Democrats have reasonable chances in six out of those seven seats:
- Republican Marco Rubio is vacating his seat to run for president. At least two of the Democratic candidates, Representatives Alan Grayson and Patrick Murphy, would be viable in November.
- Ohio Republican Rob Portman is likely to have a tough re-election race against former Democratic Governor Ted Strickland. Strickland lost a very close re-election race to John Kasich in 2010, which was an unusually good year for Republicans.
- Pennsylvania Republican Pat Toomey may have a rough time with the Democratic nominee – who could be former Congressman Joe Sestak, who narrowly lost to Toomey in 2010.
- Assuming that New Hampshire Republican Senator Kelly Ayotte gets past a likely Tea Party challenge, she will face Democratic Governor Maggie Hassan, who is polling well so far.
- Illinois Senator Mark Kirk seems likely to face Democratic Representative Tammy Duckworth in his bid for a second term. Duckworth is a popular veteran of the Iraq War who lost both legs while serving as a helicopter pilot. Duckworth might clobber Kirk in a very blue state.
- Wisconsin Republican Ron Johnson will probably run against Russ Feingold, who lost re-election to Johnson in 2010. Feingold has been polling consistently ahead of Johnson.
- Of the seven Republican seats in states won twice by Obama, only Iowa Republican Chuck Grassley looks reasonably safe. Even that could change if Grassley faces a serious challenge from the very narrow space to his right – for instance, from Representative Steve King.
Two other Republican seats present interesting opportunities. In Louisiana, Republican Senator David Vitter announced after he lost the governor’s race to John Bel Edwards that he would not run for re-election to the Senate. Louisiana holds a “jungle primary,” in which candidates of all parties run in one race, and if no one gets 50 percent of the vote the top two finishers contend in a run-off. If several candidates divide the Republican vote, the run-off can be between a promising Democrat and a problematic Republican – as happened with the Vitter-Edwards race.
Indiana Republican Senator Dan Coats is vacating his seat, in a state that voted for President Obama in 2008 but not 2012. Indiana is a pretty red state, but in addition to voting for Obama in 2008 Indiana elected Democrat Joe Donnelly to the Senate in 2012 after the Republicans nominated Tea Party candidate Rchard Mourdock over long-time Senator Richard Lugar. If Indiana Republicans go crazy again in 2016, the seat becomes a viable target for Democrats.
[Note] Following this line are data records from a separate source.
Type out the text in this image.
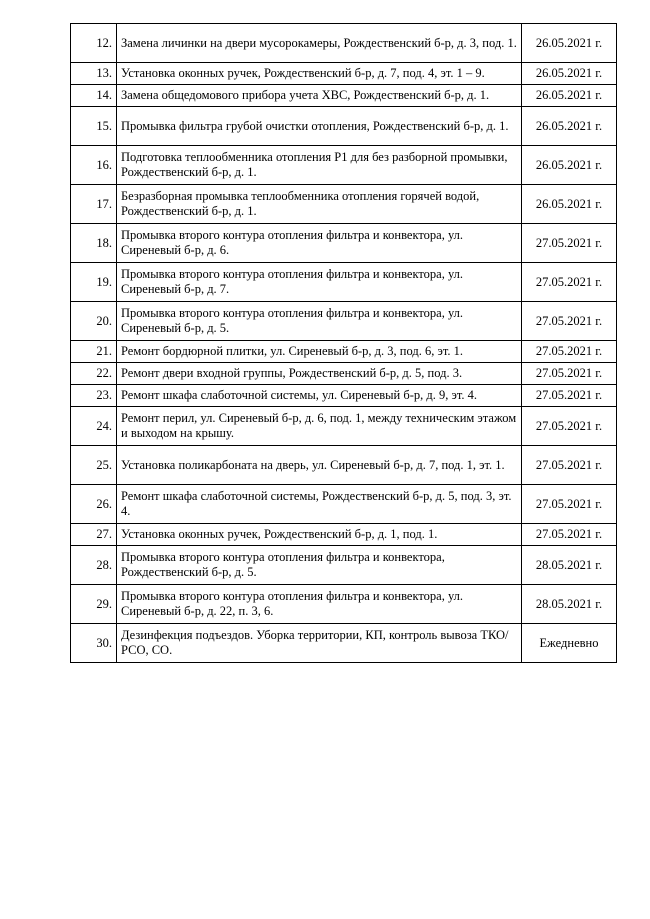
12.	Замена личинки на двери мусорокамеры, Рождественский б-р, д. 3, под. 1.	26.05.2021 г.
13.	Установка оконных ручек, Рождественский б-р, д. 7, под. 4, эт. 1 – 9.	26.05.2021 г.
14.	Замена общедомового прибора учета ХВС, Рождественский б-р, д. 1.	26.05.2021 г.
15.	Промывка фильтра грубой очистки отопления, Рождественский б-р, д. 1.	26.05.2021 г.
16.	Подготовка теплообменника отопления Р1 для без разборной промывки, Рождественский б-р, д. 1.	26.05.2021 г.
17.	Безразборная промывка теплообменника отопления горячей водой, Рождественский б-р, д. 1.	26.05.2021 г.
18.	Промывка второго контура отопления фильтра и конвектора, ул. Сиреневый б-р, д. 6.	27.05.2021 г.
19.	Промывка второго контура отопления фильтра и конвектора, ул. Сиреневый б-р, д. 7.	27.05.2021 г.
20.	Промывка второго контура отопления фильтра и конвектора, ул. Сиреневый б-р, д. 5.	27.05.2021 г.
21.	Ремонт бордюрной плитки, ул. Сиреневый б-р, д. 3, под. 6, эт. 1.	27.05.2021 г.
22.	Ремонт двери входной группы, Рождественский б-р, д. 5, под. 3.	27.05.2021 г.
23.	Ремонт шкафа слаботочной системы, ул. Сиреневый б-р, д. 9, эт. 4.	27.05.2021 г.
24.	Ремонт перил, ул. Сиреневый б-р, д. 6, под. 1, между техническим этажом и выходом на крышу.	27.05.2021 г.
25.	Установка поликарбоната на дверь, ул. Сиреневый б-р, д. 7, под. 1, эт. 1.	27.05.2021 г.
26.	Ремонт шкафа слаботочной системы, Рождественский б-р, д. 5, под. 3, эт. 4.	27.05.2021 г.
27.	Установка оконных ручек, Рождественский б-р, д. 1, под. 1.	27.05.2021 г.
28.	Промывка второго контура отопления фильтра и конвектора, Рождественский б-р, д. 5.	28.05.2021 г.
29.	Промывка второго контура отопления фильтра и конвектора, ул. Сиреневый б-р, д. 22, п. 3, 6.	28.05.2021 г.
30.	Дезинфекция подъездов. Уборка территории, КП, контроль вывоза ТКО/РСО, СО.	Ежедневно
The current Senate is divided 54 to 46 for the Republicans, counting independents Bernie Sanders and Angus King as Democrats. That means Democrats have to pick up five seats to take a majority if the next Vice President is a Republican, or four seats if the VP is a Democrat – plus one more seat for any currently Democratic seat that is taken by Republicans.
Barring a Republican presidential landslide, a Democratic Senate majority is a serious possibility regardless which party wins the White House.